Los territorios homéricos, me repetí. Eso era verdad. En uno de nuestros primeros encuentros había sorprendido a Lida Snieguina hablándole de uno de nuestros ríos. ¿Sabes, Lida, que yo me he bañado en las aguas del Aqueronte, el río que conduce a los infiernos? Ella creyó que me burlaba. Pero tú aún estás vivo, dijo, creyendo continuar una broma. ¿Cómo has podido regresar de allí? Le expliqué entonces que hablaba en serio, que el famoso río mitológico se encontraba a no menos de sesenta kilómetros de mi ciudad natal y que la última vez que había estado allí de excursión con unos amigos, habíamos visto a unos hidrólogos debatiéndose como espíritus con sus remolinos sobre balsas de plástico azul. Cuando les preguntamos qué hacían, nos dijeron que estudiaban las aguas del río, pues se pensaba construir sobre su cauce una central hidroeléctrica. Lida se quedó maravillada.

Y ahora estaba convencida de que yo había cruzado realmente el Aqueronte, para no regresar jamás de allá.

Sonó el timbre, dando fin a la última clase. Mientras caminábamos hombro con hombro hacia la salida, Anteo me dijo en voz baja:

– ¿No has oído decir que Enver Hoxha va a venir a Moscú?

– No- le dije.

– ¡Ah! Puede que sea un bulo.

En el patio, el chino Ping intentó sonreírme dos o tres veces. ¿Qué le ha pasado a éste?, me pregunté. Era una sonrisa fría, insistente. Anteo, que al parecer había observado tanto la sonrisa del chino como mi nerviosismo, se inclinó sobre mi hombro.

– Se dice que cuando hayáis roto con todos los países del campo socialista seréis los grandes aliados de los chinos…

– ¿Tú crees?- le contesté. -Sinceramente, no sé nada. Sólo sé que…

– ¿Qué?

Los ojos rasgados del chino no se despegaban de mí.

– Que continuaremos siendo amigos de todos los que no pretendan engañarnos.

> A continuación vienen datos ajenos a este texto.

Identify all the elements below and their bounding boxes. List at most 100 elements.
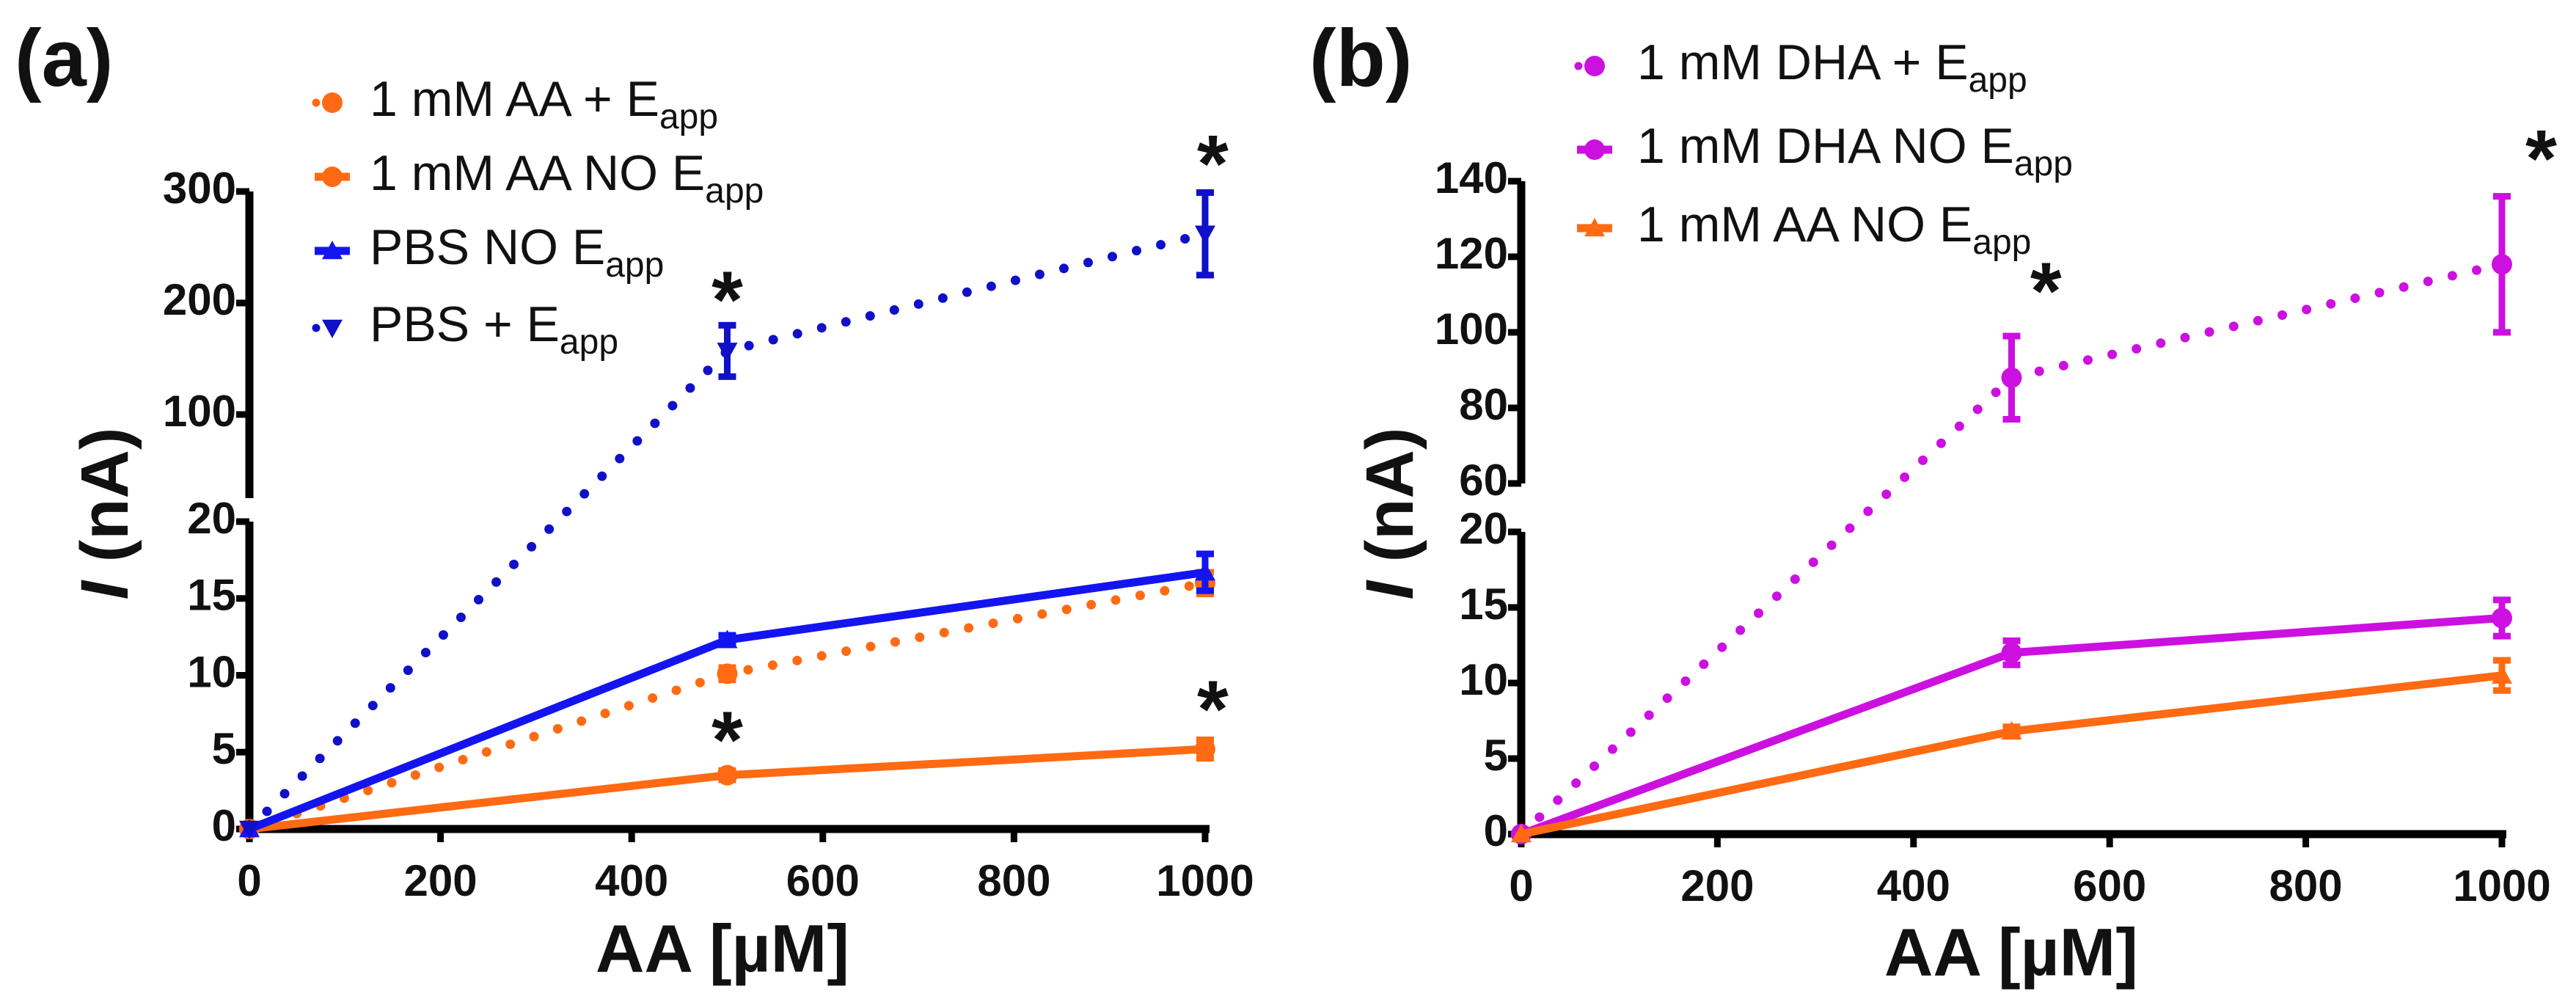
legend-item: 1 mM DHA NO Eapp xyxy=(1577,118,2073,183)
legend-label-subscript: app xyxy=(605,246,664,285)
marker-triangle-up xyxy=(2492,665,2512,684)
y-tick-label: 200 xyxy=(163,275,236,324)
legend-item: 1 mM DHA + Eapp xyxy=(1574,34,2027,100)
x-tick-label: 400 xyxy=(1877,861,1950,910)
x-axis-title: AA [µM] xyxy=(596,911,849,986)
x-tick-label: 1000 xyxy=(2453,861,2550,910)
marker-triangle-up xyxy=(1195,562,1215,581)
y-tick-label: 15 xyxy=(1459,580,1508,629)
x-tick-label: 800 xyxy=(2269,861,2343,910)
marker-circle xyxy=(2001,642,2022,663)
marker-triangle-up xyxy=(322,241,343,260)
significance-asterisk: * xyxy=(711,255,743,345)
y-axis-title: I (nA) xyxy=(67,427,142,599)
y-tick-label: 20 xyxy=(187,494,236,543)
x-tick-label: 200 xyxy=(404,856,477,905)
legend-label-main: PBS NO E xyxy=(370,219,605,275)
marker-circle xyxy=(322,167,343,187)
legend-label: 1 mM DHA + Eapp xyxy=(1637,34,2027,100)
y-axis-title-symbol: I xyxy=(67,580,142,600)
y-axis-title-unit: (nA) xyxy=(1353,427,1427,580)
significance-asterisk: * xyxy=(1197,119,1229,209)
x-tick-label: 0 xyxy=(237,856,261,905)
marker-triangle-up xyxy=(1584,218,1605,237)
legend-label-subscript: app xyxy=(659,98,718,136)
y-tick-label: 0 xyxy=(1484,806,1508,855)
x-axis-title: AA [µM] xyxy=(1884,915,2138,990)
legend-item: PBS + Eapp xyxy=(312,296,618,362)
legend-label-main: 1 mM DHA NO E xyxy=(1637,118,2014,174)
y-tick-label: 5 xyxy=(1484,731,1508,780)
y-tick-label: 20 xyxy=(1459,504,1508,553)
legend-item: PBS NO Eapp xyxy=(315,219,664,285)
series-1-mm-dha-eapp xyxy=(1511,193,2512,844)
panel-label: (a) xyxy=(15,13,113,103)
marker-circle xyxy=(1584,56,1605,76)
marker-circle xyxy=(1195,739,1215,760)
legend-label: 1 mM DHA NO Eapp xyxy=(1637,118,2073,183)
x-tick-label: 600 xyxy=(786,856,860,905)
legend-label: 1 mM AA NO Eapp xyxy=(1637,197,2031,262)
y-tick-label: 10 xyxy=(187,647,236,696)
y-axis-title-unit: (nA) xyxy=(67,427,142,580)
marker-triangle-up xyxy=(1511,824,1532,843)
marker-triangle-up xyxy=(2001,720,2022,740)
y-tick-label: 120 xyxy=(1435,229,1508,278)
marker-circle xyxy=(2492,254,2512,275)
y-tick-label: 5 xyxy=(212,724,236,773)
legend-item: 1 mM AA + Eapp xyxy=(312,71,718,136)
series-pbs-eapp xyxy=(239,189,1215,839)
series-pbs-no-eapp xyxy=(239,550,1215,838)
legend-label-main: 1 mM DHA + E xyxy=(1637,34,1969,90)
y-tick-label: 100 xyxy=(163,387,236,436)
y-axis-title: I (nA) xyxy=(1353,427,1427,599)
legend-label-main: 1 mM AA + E xyxy=(370,71,659,127)
y-tick-label: 0 xyxy=(212,801,236,850)
significance-asterisk: * xyxy=(2525,114,2557,204)
panel-label: (b) xyxy=(1309,13,1412,103)
legend-label-subscript: app xyxy=(1972,223,2031,262)
marker-circle xyxy=(2001,367,2022,388)
marker-triangle-down xyxy=(1195,225,1215,244)
y-tick-label: 300 xyxy=(163,164,236,213)
significance-asterisk: * xyxy=(711,695,743,785)
x-tick-label: 1000 xyxy=(1156,856,1254,905)
y-tick-label: 60 xyxy=(1459,456,1508,505)
x-tick-label: 0 xyxy=(1509,861,1533,910)
marker-circle xyxy=(717,764,738,786)
series-1-mm-aa-no-eapp xyxy=(1511,657,2512,843)
legend-item: 1 mM AA NO Eapp xyxy=(315,145,764,211)
marker-triangle-down xyxy=(322,319,343,338)
legend-label-subscript: app xyxy=(1969,61,2027,100)
legend-label-main: 1 mM AA NO E xyxy=(370,145,705,201)
y-axis-title-symbol: I xyxy=(1353,580,1427,600)
legend-label-main: 1 mM AA NO E xyxy=(1637,197,1972,252)
legend-label-subscript: app xyxy=(2014,145,2073,183)
marker-triangle-down xyxy=(717,343,738,362)
significance-asterisk: * xyxy=(2030,246,2062,336)
legend-label-subscript: app xyxy=(705,172,764,211)
legend-label: PBS NO Eapp xyxy=(370,219,664,285)
marker-circle xyxy=(1584,139,1605,160)
legend-label: 1 mM AA NO Eapp xyxy=(370,145,764,211)
panel-a: (a) 0 200 400 600 800 1000 0 5 10 15 20 100 200 300 AA … xyxy=(15,13,1254,986)
legend-label: 1 mM AA + Eapp xyxy=(370,71,718,136)
legend-label-main: PBS + E xyxy=(370,296,560,352)
y-tick-label: 140 xyxy=(1435,153,1508,202)
legend-label-subscript: app xyxy=(560,323,618,362)
y-tick-label: 80 xyxy=(1459,380,1508,429)
marker-triangle-up xyxy=(717,629,738,649)
marker-circle xyxy=(2492,607,2512,629)
x-tick-label: 600 xyxy=(2073,861,2146,910)
x-tick-label: 400 xyxy=(595,856,668,905)
marker-circle xyxy=(717,663,738,684)
y-tick-label: 10 xyxy=(1459,655,1508,704)
marker-triangle-down xyxy=(239,820,260,839)
x-tick-label: 200 xyxy=(1680,861,1754,910)
significance-asterisk: * xyxy=(1197,665,1229,755)
legend-item: 1 mM AA NO Eapp xyxy=(1577,197,2031,262)
y-tick-label: 15 xyxy=(187,571,236,620)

– Comprendo- me interrumpió el griego. -No es necesario que continúes.

Me separé de Anteo e iba atravesando el patio en dirección a la puerta, cuando sentí como una tromba en mi hombro derecho.

– Demonios solitarios que atravesáis el cielo- volví la cabeza y vi al joven de Altai. Había adelgazado y tenía enormes ojeras.

– ¿Dónde te has metido?- le pregunté. -Hace siglos que no te veo.

– Demonios solitarios del campo socialista- repitió poco después.

– ¿Qué pretendes decir con eso?

– He fracasado en todo- continuó él. -No he conseguido imitarlo en nada. Demonio.

Dio unos pasos hacia mí.

– ¿Es verdad que las alemanas no tienen el sexo vertical, sino poperiok, horizontal? Ha sido Kurganov quien me lo ha dicho. ¡Ah! Me encantaría perder la virginidad con una de esas alemanas…

– ¡Vete al diablo con tu virginidad!

– Discúlpeme, demonio. Lo había olvidado: usted tiene otras preocupaciones.

Junto a la verja distinguí un perfil conocido.

– Perdona- le dije a él, -creo que me esperan.

Era Ala Grachova. Me sonrió.

– Lo estaba esperando- dijo. -¿Sabe? Esta tarde todos nosotros, Olia, mamá, la abuela y yo nos vamos a la dacha. Pasaremos la noche allí y mañana… Pero ¿qué es lo que pasa?- interrumpió de pronto su gorgoteo. -¿No estará enfermo?

– ¿Qué?

– Tiene el rostro atormentado, como si le doliera algo…

– Sí- le dije, -me duele… el oído. Es un dolor insoportable.

– ¡Qué lastima…! Mamá y la abuela me habían dicho que lo invitara, y yo estaba tan contenta… Más aún teniendo en cuenta que él, es decir mi tío, no va a venir.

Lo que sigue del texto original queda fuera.